I've been working on a large B2B Customer Relationship Management (CRM) program. One important Key Performance Indicator (KPI) we wanted to develop for the program was the average number of days between orders. We wanted this KPI to determine the customers' usual purchase patterns so we could answer questions such as "Do some customers purchase more often than the average customer?" and "Is the average time between purchases increasing?" (An increase could be a sign that the customer is at risk for leaving the program.)
Determining the average number of days between orders involves finding two consecutive orders from the same customer and calculating the number of days between them. The first solution I tried used a looping algorithm that worked something like this:
- Find the first order for a customer and save the order date in a temporary variable.
- Find the next order and save that order date in a second temporary variable.
- Find the difference between the two dates and save that value.
- Move the second temporary variable's value into the first temporary variable, retrieve the next record, and save that record's order date in the second temporary variable. Find the difference between the two dates and save that value.
- Continue looping through all the records for a customer, comparing the dates from consecutive orders until you encounter the next customer's records.
Not only were the algorithm queries complicated to write, they didn't perform very well. When I tested the algorithm against the FactInternetSales table, it took more than four minutes to complete on my server running SQL Server 2005 SP2. FactInternetSales has only around 60,000 records and 19,000 customers. I knew that the performance of this algorithm would only get worse as these numbers got larger.
I decided to try a different approach. I began by using the ROW_NUMBER function with an OVER clause to get a chronological list of each customer's orders. After I saved the output to a temporary table, I used an INNER JOIN operation to bring adjacent records together. Callout A in Listing 1 shows this query.

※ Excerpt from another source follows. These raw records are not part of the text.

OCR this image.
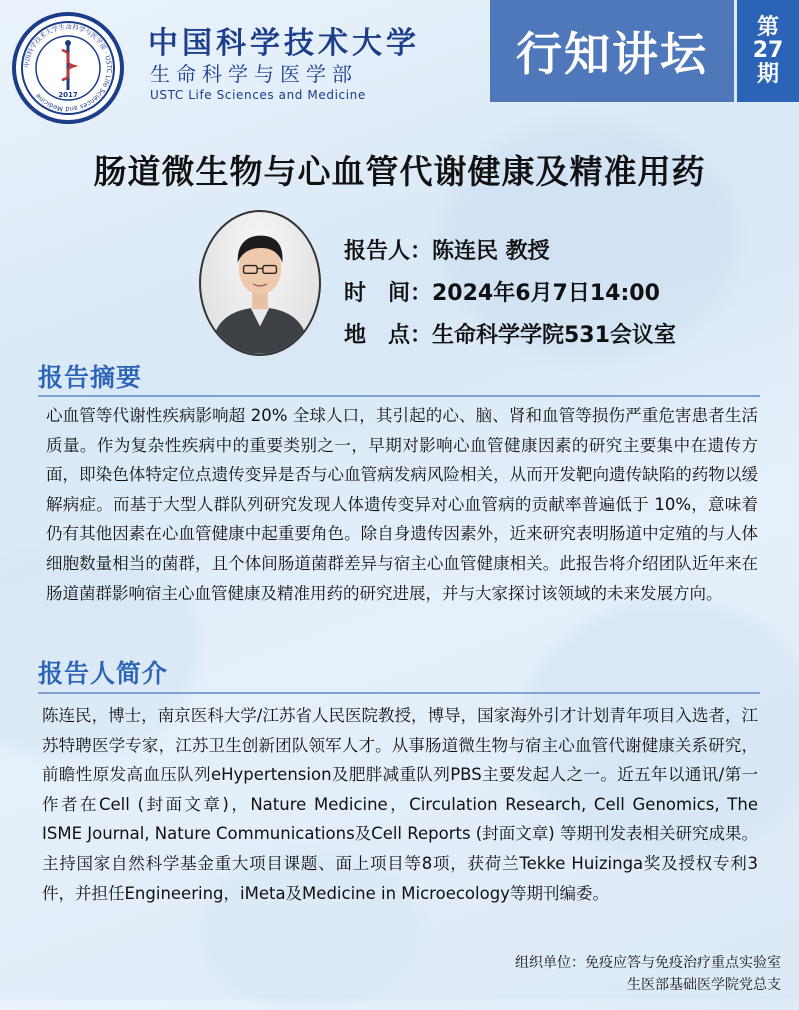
中国科学技术大学生命科学与医学部 · USTC Life Sciences and Medicine	2017
中国科学技术大学
生命科学与医学部
USTC Life Sciences and Medicine
行知讲坛 第
27
期
肠道微生物与心血管代谢健康及精准用药
报告人：陈连民 教授
时　间：2024年6月7日14:00
地　点：生命科学学院531会议室
报告摘要
心血管等代谢性疾病影响超 20% 全球人口，其引起的心、脑、肾和血管等损伤严重危害患者生活质量。作为复杂性疾病中的重要类别之一，早期对影响心血管健康因素的研究主要集中在遗传方面，即染色体特定位点遗传变异是否与心血管病发病风险相关，从而开发靶向遗传缺陷的药物以缓解病症。而基于大型人群队列研究发现人体遗传变异对心血管病的贡献率普遍低于 10%，意味着仍有其他因素在心血管健康中起重要角色。除自身遗传因素外，近来研究表明肠道中定殖的与人体细胞数量相当的菌群，且个体间肠道菌群差异与宿主心血管健康相关。此报告将介绍团队近年来在肠道菌群影响宿主心血管健康及精准用药的研究进展，并与大家探讨该领域的未来发展方向。
报告人简介
陈连民，博士，南京医科大学/江苏省人民医院教授，博导，国家海外引才计划青年项目入选者，江苏特聘医学专家，江苏卫生创新团队领军人才。从事肠道微生物与宿主心血管代谢健康关系研究，前瞻性原发高血压队列eHypertension及肥胖减重队列PBS主要发起人之一。近五年以通讯/第一作者在Cell (封面文章)，Nature Medicine，Circulation Research, Cell Genomics, The ISME Journal, Nature Communications及Cell Reports (封面文章) 等期刊发表相关研究成果。主持国家自然科学基金重大项目课题、面上项目等8项，获荷兰Tekke Huizinga奖及授权专利3件，并担任Engineering，iMeta及Medicine in Microecology等期刊编委。
组织单位：免疫应答与免疫治疗重点实验室
生医部基础医学院党总支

Listing 1: DaysBetweenOrders.sql
As Figure 1 shows, the query produces a list of orders sorted by date for each customer and an additional column that specifies the sequence of each order in each customer list.
If you look at the data closely, you'll see that some orders occur on the same day. We needed to have only one order per customer per day because we wanted to measure the average number of days between orders. (You might choose to do this differently depending on the business problem and rules.) So, as callout B shows, I used the GROUP BY statement to get only one order per customer per day. I also eliminated the time portion from the datetime field. I then used a SELECT statement to get the results into a temporary table named #orders. At this point, the results looked like that in Figure 2.
The next step was to join the table to itself (i.e., join Copy1 of the #orders table to Copy2 of the #orders table) in such a way that consecutive orders could get matched, thus making date comparisons simple. The idea was to join the first order to the second order, the second order to the third order, and so on for each customer, as Figure 3 shows. The trick that turned this idea into reality was adding 1 to the RowNumber of Copy1 before joining it to Copy2. That way, a customer's first order is joined to his or her second order.
Figure 3: Matching consecutive orders to make date comparisons simple (click to enlarge)
With the consecutive orders matched, I used the DATEDIFF function to measure the time between them. The beauty of this approach is that you don't have to worry about the endpoints because they take care of themselves. The last order for a customer isn't joined to any order (e.g., customer 11000 order 3 in Copy1 isn't joined to any order in Copy2) and is therefore automatically dropped from the result set.
Callout C in Listing 1 highlights the code that joins the #orders table to itself, matches corresponding orders, and measures the days between those orders. As you can see, the resulting data set is put into the new #BtwnOrders table. If you were to select the records from #BtwnOrders by adding
- SELECT * FROM #BtwnOrders
at the end of the code in callout C, you'd see results like that in Figure 4.
Figure 4: Sample results from running DaysBetweenOrders.sql in its entirety (click to enlarge)
The final step was to use the AVG function in a SELECT statement to calculate the average number of days between orders for each customer. Callout D in Listing 1 shows this code. When you run DaysBetweenOrders.sql in its entirety, you'll get results such as
I found that this solution took less than one second to run against the FactInternetSales table, which is a vast improvement over the four minutes required by the looping algorithm. When I ran this solution against 12 million records for 120,000 customers, it completed in just over two minutes.
You can download DaysBetweenOrders.sql by clicking the 101924.zip hotlink at the top of the page. Using DaysBetweenOrders.sql as a template, you can create your own solution that determines the average number of days between important events, such as customer orders, server failures, support calls, or website visits.